Now, the elephant in the room: Berlin himself. I was prepared to disbelieve his Keyser Soze style backstory as mere criminal hyperbole, until we see him with that pocketwatch at the end. So, this guy is the real deal, and he is Red’s opposite number, far more ruthless, and short a hand. All he needs is a hook and an eyepatch. It’s safe to say that we’ll be seeing more of him next season.
And then there’s that tease at the end. Red’s assurances that Lizzie’s real father died in that fire are meant to ring true. He looks her dead in the eyes and offers none of the usual indications that he’s gilding the lilly or playing games. Ah, but then we’re shown those mysterious burn scars on his back!
“Your father is still alive,” Tom told Lizzie with his dying breaths. Or DID he? He could just as easily have told her “Red is actually your Dad.” Which, when you think about it, is essentially the same thing as saying that her pop is still alive. If that’s the case, is Lizzie now testing Red to see how far he’s willing to go to deceive her? I would be very interested in this if the show had done more to convince me that Lizzie is capable of thinking so many moves ahead. As it stands, this is an FBI agent with situational awareness so poor that a guy with a gun just walked up to her car and jumped in the passenger seat tonight. Granted, he’s supposed to be a badass secret agent, but can we please put her on even footing with someone?
If there is one thing that The Blacklist absolutely MUST do in season two, it is make Agent Keen into a stronger, more competent, and formidable character.

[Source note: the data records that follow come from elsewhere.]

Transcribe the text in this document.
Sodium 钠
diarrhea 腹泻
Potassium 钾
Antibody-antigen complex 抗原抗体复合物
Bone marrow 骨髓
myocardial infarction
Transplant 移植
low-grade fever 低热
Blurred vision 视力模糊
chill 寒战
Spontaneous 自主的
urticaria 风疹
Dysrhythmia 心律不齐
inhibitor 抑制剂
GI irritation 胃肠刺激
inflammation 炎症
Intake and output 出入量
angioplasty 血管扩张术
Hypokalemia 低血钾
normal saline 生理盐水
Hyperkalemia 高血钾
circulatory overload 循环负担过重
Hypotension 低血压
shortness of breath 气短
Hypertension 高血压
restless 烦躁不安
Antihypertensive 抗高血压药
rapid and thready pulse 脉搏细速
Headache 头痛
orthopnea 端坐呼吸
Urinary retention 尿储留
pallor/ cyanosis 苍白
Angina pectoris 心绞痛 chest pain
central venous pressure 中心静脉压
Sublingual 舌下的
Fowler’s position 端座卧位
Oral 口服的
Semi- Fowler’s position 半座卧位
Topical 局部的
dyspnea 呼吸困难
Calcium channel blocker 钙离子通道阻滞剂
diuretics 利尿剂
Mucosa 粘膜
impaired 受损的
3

Anyway, back on topic: Once again, is Red Lizzie’s father? That still seems too obvious, doesn’t it? Did Red also kill Lizzie’s biological father as he did her stepfather? While this would certainly pre-date Red’s known criminal career, that doesn’t mean he wasn’t engaged in shady dealings beforehand. Red was once a family man, and perhaps he couldn’t deal with the responsibility of leaving this girl as an orphan, and so delivered her into the arms of the man who would be her stepfather.
Look, The Blacklist certainly doesn’t need my help, approval, or suggestions. But it’s been a maddening season. If the show would just pick a lane and either be a straight villain-of-the-week procedural affair (and if the villains are colorful enough, that’s its own reward) or try and take a more economical, cable style approach (which would require an abbreviated 13 episode season), it might be less frustrating. I’m not sure that dragging out the mystery of Red and Lizzie’s relationship over the course of another season is the way to go, in either case. Still, much of this might just be solved by the simple matter of the fact that now The Blacklist knows what it’s getting into. The show has a full 22 episode season 2 order waiting for it, and they’ve got all summer to line the pieces up, something that often isn’t possible with the first season of a network drama.
Taken as a whole, both parts of “Berlin” all felt a bit muddled. Deploying Pearl Jam’s “Just Breathe” in its entirety at the end there seemed a bit maudlin, right down to Liz taking a wistful last look around her former home. As a two-part episode of The Blacklist, the “Berlin” saga is acceptable, but as a season finale, it’s lacking…especially considering how the show came out of the gate guns blazing with its pilot. I look forward to next season, but I do hope it irons out the creases before it returns.